She took another sip, then held the saucer and cup in her left hand.
"Gage fascinated Frank Harper, who had treated more than his share of head wounds, so he kept a notebook containing the names and serial numbers of the patients he treated along with fairly precise descriptions of the wounds and treatment. The War Department funded him to follow up on these men, to interview friends, family, and work associates on personalities before the war and after.
"He found many unchanged." She gazed out the window. "But he also found some startling differences in those who had specific wounds in the frontal lobes.
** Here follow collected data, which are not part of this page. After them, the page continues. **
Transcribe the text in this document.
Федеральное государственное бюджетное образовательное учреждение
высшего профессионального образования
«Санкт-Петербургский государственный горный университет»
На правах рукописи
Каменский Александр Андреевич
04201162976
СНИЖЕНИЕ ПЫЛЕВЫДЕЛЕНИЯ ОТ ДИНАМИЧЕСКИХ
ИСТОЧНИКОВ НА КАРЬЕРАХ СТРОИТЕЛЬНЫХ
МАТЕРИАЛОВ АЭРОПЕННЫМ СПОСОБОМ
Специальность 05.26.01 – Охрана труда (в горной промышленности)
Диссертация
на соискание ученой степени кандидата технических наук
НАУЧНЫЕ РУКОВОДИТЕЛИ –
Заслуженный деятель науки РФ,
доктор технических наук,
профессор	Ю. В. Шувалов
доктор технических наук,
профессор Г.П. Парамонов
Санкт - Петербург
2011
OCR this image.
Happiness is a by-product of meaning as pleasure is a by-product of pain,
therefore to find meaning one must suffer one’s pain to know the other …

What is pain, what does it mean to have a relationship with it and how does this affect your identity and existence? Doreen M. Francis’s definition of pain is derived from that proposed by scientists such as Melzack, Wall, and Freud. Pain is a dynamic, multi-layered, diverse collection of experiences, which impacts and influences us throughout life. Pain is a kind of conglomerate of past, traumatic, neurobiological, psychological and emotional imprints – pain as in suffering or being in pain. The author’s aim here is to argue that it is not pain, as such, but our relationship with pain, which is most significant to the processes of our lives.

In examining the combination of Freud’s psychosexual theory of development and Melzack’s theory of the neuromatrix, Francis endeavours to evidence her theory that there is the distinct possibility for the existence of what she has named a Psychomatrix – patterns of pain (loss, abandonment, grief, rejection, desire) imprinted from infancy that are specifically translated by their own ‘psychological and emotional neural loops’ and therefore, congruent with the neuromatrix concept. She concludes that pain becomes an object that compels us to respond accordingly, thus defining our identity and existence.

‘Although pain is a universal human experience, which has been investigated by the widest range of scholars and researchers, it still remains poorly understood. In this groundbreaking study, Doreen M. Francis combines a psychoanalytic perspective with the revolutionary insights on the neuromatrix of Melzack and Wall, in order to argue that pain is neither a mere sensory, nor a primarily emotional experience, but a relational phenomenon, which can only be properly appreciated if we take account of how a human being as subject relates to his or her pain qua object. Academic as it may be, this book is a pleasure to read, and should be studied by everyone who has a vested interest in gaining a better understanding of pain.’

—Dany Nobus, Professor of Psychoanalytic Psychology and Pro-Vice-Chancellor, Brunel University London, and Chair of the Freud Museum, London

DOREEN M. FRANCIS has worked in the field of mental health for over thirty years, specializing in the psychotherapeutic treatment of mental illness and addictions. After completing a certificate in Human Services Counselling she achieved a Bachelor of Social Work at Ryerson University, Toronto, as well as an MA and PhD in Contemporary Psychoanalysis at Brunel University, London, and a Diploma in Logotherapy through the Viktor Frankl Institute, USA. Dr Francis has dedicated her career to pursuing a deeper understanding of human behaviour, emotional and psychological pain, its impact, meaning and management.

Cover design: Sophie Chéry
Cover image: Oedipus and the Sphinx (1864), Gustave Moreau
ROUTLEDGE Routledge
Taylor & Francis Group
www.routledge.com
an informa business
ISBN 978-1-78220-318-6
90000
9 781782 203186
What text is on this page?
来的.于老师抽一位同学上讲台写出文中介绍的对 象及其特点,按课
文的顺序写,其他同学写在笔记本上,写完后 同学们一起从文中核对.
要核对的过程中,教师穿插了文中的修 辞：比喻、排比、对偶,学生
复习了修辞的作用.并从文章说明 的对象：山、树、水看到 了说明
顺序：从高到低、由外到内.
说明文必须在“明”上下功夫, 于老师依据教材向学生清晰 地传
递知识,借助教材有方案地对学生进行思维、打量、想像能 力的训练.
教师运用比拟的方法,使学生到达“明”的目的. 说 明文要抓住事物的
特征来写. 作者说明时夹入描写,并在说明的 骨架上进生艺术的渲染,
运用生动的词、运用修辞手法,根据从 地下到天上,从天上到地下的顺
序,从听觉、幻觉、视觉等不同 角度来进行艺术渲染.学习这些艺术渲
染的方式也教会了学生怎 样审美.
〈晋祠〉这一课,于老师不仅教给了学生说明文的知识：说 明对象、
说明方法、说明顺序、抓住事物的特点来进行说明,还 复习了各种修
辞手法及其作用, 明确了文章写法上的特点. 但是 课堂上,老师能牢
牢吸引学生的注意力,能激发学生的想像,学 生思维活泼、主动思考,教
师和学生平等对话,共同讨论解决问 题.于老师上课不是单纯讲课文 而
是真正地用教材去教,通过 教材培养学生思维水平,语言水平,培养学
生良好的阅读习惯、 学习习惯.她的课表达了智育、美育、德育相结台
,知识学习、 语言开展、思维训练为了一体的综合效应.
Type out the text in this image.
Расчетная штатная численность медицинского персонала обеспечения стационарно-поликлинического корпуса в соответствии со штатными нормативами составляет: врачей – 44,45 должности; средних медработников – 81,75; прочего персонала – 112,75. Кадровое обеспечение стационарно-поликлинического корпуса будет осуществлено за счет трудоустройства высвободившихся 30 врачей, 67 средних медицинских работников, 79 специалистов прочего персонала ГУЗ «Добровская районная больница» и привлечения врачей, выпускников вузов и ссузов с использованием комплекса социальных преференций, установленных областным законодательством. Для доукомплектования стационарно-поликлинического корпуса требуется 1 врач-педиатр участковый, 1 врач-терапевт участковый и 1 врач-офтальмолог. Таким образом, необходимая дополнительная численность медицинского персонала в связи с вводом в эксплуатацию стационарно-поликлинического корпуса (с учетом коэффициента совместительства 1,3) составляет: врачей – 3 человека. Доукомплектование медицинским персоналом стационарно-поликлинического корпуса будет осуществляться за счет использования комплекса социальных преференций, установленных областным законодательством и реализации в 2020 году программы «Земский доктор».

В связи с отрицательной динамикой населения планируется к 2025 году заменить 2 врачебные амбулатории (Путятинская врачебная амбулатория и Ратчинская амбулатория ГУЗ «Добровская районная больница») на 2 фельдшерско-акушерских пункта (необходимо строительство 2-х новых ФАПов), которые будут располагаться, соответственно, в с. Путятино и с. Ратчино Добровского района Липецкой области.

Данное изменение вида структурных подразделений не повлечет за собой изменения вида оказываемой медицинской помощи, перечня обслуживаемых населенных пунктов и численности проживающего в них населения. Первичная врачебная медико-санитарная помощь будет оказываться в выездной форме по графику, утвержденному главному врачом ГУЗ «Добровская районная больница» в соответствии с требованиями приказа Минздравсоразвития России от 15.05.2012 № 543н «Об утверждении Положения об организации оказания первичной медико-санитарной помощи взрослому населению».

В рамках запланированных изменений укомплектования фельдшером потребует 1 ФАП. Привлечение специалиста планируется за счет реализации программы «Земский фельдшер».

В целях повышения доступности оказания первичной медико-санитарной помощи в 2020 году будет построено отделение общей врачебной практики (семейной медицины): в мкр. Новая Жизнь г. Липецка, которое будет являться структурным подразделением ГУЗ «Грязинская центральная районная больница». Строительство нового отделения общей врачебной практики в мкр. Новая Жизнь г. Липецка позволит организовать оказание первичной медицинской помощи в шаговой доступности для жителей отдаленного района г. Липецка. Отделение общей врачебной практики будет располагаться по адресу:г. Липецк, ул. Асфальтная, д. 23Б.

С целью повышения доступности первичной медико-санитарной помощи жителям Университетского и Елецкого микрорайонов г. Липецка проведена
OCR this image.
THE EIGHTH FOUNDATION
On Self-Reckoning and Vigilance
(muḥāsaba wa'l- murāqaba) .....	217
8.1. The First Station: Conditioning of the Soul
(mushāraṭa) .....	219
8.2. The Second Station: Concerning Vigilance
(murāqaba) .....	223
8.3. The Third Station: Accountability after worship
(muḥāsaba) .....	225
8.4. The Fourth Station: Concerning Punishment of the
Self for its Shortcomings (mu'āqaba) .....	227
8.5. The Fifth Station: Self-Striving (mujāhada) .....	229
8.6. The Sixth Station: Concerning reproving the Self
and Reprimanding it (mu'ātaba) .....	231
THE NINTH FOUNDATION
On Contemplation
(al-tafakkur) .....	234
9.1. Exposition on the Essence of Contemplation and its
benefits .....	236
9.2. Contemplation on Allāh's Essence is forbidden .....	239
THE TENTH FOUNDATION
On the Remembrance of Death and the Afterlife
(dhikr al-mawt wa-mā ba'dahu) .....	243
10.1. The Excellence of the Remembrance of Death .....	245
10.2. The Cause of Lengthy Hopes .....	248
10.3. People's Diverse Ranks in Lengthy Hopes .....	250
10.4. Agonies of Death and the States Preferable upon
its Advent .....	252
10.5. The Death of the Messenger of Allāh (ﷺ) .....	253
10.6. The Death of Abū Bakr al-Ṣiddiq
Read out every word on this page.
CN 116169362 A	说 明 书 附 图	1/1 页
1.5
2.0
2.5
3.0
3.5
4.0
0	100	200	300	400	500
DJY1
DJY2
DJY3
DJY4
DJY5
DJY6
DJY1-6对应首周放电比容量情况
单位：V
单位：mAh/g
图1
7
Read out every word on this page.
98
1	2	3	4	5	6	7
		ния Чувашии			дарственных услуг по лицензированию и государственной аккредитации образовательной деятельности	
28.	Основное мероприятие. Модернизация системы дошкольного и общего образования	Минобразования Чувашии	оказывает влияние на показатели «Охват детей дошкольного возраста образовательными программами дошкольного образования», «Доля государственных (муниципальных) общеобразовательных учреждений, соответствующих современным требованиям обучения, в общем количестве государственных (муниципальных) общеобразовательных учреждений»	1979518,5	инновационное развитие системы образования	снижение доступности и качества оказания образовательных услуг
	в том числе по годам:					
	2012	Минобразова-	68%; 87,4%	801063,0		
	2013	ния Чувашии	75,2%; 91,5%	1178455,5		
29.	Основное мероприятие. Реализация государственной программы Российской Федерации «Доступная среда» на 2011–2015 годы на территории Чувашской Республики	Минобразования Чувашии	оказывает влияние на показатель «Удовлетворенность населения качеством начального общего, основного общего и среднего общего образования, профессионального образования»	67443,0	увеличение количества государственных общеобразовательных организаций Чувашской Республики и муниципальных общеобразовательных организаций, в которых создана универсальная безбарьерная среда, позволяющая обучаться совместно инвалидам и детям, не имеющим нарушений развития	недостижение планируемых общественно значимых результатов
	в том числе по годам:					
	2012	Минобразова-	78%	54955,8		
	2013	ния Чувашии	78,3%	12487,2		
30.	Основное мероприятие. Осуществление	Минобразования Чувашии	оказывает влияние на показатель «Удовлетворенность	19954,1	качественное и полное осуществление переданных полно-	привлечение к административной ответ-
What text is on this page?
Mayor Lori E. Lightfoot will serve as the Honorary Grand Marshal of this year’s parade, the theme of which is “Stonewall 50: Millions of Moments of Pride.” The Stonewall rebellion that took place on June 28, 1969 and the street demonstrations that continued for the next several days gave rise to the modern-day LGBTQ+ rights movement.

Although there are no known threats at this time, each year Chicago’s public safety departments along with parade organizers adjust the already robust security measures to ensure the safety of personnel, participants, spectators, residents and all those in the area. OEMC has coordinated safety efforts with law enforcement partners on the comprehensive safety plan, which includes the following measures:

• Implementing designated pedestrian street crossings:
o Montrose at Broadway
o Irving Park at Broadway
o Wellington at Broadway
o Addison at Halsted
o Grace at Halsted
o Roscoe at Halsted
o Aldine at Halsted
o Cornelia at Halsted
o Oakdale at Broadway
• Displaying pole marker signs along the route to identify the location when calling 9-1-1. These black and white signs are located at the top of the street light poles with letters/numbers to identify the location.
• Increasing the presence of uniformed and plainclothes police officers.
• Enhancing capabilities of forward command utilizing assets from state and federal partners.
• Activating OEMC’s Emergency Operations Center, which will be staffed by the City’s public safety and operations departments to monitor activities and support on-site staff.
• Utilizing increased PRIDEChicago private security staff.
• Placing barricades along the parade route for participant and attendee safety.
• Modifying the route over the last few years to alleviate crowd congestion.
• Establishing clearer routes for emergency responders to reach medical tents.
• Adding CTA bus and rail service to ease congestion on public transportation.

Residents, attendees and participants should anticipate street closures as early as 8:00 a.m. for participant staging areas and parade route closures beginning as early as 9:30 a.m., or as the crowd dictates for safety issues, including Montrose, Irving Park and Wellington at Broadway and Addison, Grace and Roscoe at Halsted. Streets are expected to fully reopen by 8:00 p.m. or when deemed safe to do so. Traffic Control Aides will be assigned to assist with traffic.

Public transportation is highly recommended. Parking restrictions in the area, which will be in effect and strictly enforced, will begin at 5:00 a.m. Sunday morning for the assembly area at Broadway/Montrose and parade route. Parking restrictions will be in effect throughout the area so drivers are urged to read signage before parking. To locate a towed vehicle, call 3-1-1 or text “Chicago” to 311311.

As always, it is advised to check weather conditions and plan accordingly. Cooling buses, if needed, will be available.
Some had become violent like Gage and wound up in jail." LaHaye turned back toward Gabriel. "I know of at least two cases where Harper's notes and medical records and testimony kept men from being executed for murders they committed.
"'Harper's work prompted the Army to fund a major research effort and essentially gave Harper a recently vacated POW camp in Mississippi. From about 1947 and well into the 1960s, Harper's people brought in patients for study and sent out teams to prisons and mental hospitals to treat those who were confined and unable to travel."
"General Braxton was one of these?"
LaHaye nodded. "One of Frank's biggest successes."
"Thank God."
"Absolutely. Anyway, Harper's biggest successes came after he abandoned the surgical route and began experimenting with psychoactive drugs. Harper structured joint development ventures with private pharmaceutical companies—with some success, I might add.
"At any rate, Harper's public-private partnership evolved into the operation I now head. Harper's people and a core of researchers who founded Defense Therapeutics looked at the mechanisms of treating 'Bad Gage' injuries, and as they developed new formulas, they realized it might be possible to produce a nondepleting neurotrop which temporarily produces useful combat behavior modifications in warfighters to increase battle efficiency and performance. In addition to the focus and stamina, the ideal nondepleting neurotrop induces the warfighter to surrender a large portion of their free will to the command structure, allowing them to better function in a cohesive fighting unit rather than as an individual."
Gabriel frowned.
"Imagine the huge time and cost savings," LaHaye offered. "Instead of weeks and months to create units out of individuals, we can accomplish the same thing pharmaceutically almost overnight and at a tiny fraction of the cost. As long as they're in the zone, they're perfect killers."
Perfect killers. In the zone. Gabriel saw killing zombies in his mind and struggled to keep his horror from showing on his face.
"You talk about the ideal nondepleting neurotrop," Gabriel said. "That makes it sound like there are a lot of them."
LaHaye nodded. "There are. We thought we had the perfect one back during the first Gulf War."
"You mean you actually tested one?"
"Not officially. But just in a few units. We deployed buspirone II in a few units and it worked brilliantly for combat effectiveness." She hesitated.
"But?"
"Gulf War syndrome. I would think you'd know about that given the writings of your cousin."
"Rick Gabriel's a fairly distant cousin," Gabriel said. "I've not read much of his work. Should I?"
"He does strike a lot closer to the truth than I'd prefer." She paused, then changed the subject. "Anyway, we've built on the buspirone work and hit pay dirt."
"How do you know?"
"We've done tests with perfectly adjusted doses and formulations," she said vaguely. "We've had none of the long-term side effects from Iraq, unlike the Gulf War syndrome, which continues to plague us, or the rash of murders and assaults by special ops after returning from Afghanistan."
Gabriel worked to control the unease squirming in his belly and sensed this was not the time to ask further probing questions because he guessed she had already told him more than she should have.
"Have you been reading about that old murder case down in Mississippi? Talmadge, I believe."
"Who hasn't? It's been a running sore on the national news for months now."
"Does it have anything to do with your work? Or Harper's?"
"Not that I know."
"Right. That's good enough for me." Gabriel paused. "But, you know, it's truly amazing that we as a people and our justice system can look at two men who committed identically horrible crimes and send one to execution and spare the other because there is a physical scar we can see."
LaHaye frowned. "Maybe, but I fail to see how it matters."
"Well, it does raise some interesting philosophical implications about right and wrong and free will. The religious views of 'good' versus 'evil' take on new meanings if good or bad behaviors are controlled not by some sort of extrahuman spiritual realm, but by the physical world of neurons, brain physiology, and neurotransmitter molecules," Gabriel said. "Perhaps of relevance to your research?"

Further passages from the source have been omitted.